Рассудительный тихо засмеялся, не выдержал, встрял:
- Выкликнуть! Ее только выкликни, она с нами тут же, как царь Петр, сделает. Мало она, как у власти была, наших голов поснимала? И еще поснимает, лишь бы ей за венец ухватиться…
- Что ж остается? - хриплый сказал это с сомнением и с тревогой. - Чего ты нас бередишь?
- А то и остается, зачем сюда пришли, - рассудительный вздохнул. - С царевной, может, еще сладим, а царя Петра избыть надо непременно, силен сделался…
- С того б и начинал, - злой крякнул. - А то развел…
- Разводи не разводи, а дума душу сушит…
Опять затихли и молчали в раздумье до самой той поры, пока не вернулся наконец уходивший стрелец.
- Пойдемте, - сказал.
Они поднялись, и пошли, и через малую в стене дверцу, с трудом отворившуюся на заржавелых петлях, впущены были внутрь.
Там их ждала черница и, повернувшись, быстро пошла вперед, и они безмолвно последовали за ней.

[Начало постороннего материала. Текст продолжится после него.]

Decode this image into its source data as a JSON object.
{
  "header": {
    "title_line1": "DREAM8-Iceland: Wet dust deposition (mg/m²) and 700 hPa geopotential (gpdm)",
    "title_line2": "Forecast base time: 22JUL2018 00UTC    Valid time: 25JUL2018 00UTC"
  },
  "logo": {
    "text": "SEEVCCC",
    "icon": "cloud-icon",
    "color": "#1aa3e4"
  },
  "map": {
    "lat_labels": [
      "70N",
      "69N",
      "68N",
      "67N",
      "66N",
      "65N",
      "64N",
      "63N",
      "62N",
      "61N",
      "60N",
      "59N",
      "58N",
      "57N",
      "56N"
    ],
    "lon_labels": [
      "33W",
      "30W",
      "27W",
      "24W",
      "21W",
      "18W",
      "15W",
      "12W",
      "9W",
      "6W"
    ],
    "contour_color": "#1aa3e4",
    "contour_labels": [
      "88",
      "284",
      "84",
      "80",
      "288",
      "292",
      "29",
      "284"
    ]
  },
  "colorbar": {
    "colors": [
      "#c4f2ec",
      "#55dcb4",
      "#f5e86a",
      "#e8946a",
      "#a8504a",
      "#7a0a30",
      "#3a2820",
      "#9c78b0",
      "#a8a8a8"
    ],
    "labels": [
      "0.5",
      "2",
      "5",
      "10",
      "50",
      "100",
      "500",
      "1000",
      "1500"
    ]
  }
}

Келья, куда пришли, была просторна, в два окна. На столе горела высокая свеча. Углы были в темноте, у стены стоял с высокой спинкой стул. На нем сидела Софья, откинувшись, смотрела прямо. Она кивнула головой, и черница вышла, тихо притворила дверь.
Лицо Софьи, ярко освещенное, было бледно.
Она протянула руку с толстыми перстнями на пальцах. Стрельцы затеснились, припадая. Поцеловав, вставали, отходили, молча становились у стены.
Софья внимательно смотрела на каждого. Глаза ее блестели, грудь поднималась медленно, высоко, трудно.
- Муку принимаете, стрельцы, - заговорила, сдерживая голос, чтоб не зазвенел, - за то, что оставили меня тогда, десять лет назад. Он и одолел, царь Петр.
- Государыня, - выдохнул один стрелец, - враги попутали. Каемся…
- Помолчи. Времени осталось мало. Возвращайтесь сей же час в полки, ведите их на Москву. Кличьте меня на царство. Сами видите: врозь нам быть - всем сгинуть. Хотите, чтоб по-моему было и по-вашему?
- Хотим.
- Тогда не мешкайте, покуда царя Петра на Москве нет. - Повернула голову, сказала в темноту: - Дай грамоту.
В углу, в темноте, оказался человек, бородатый, в простой камилавке, подступил, протянул Софье грамоту.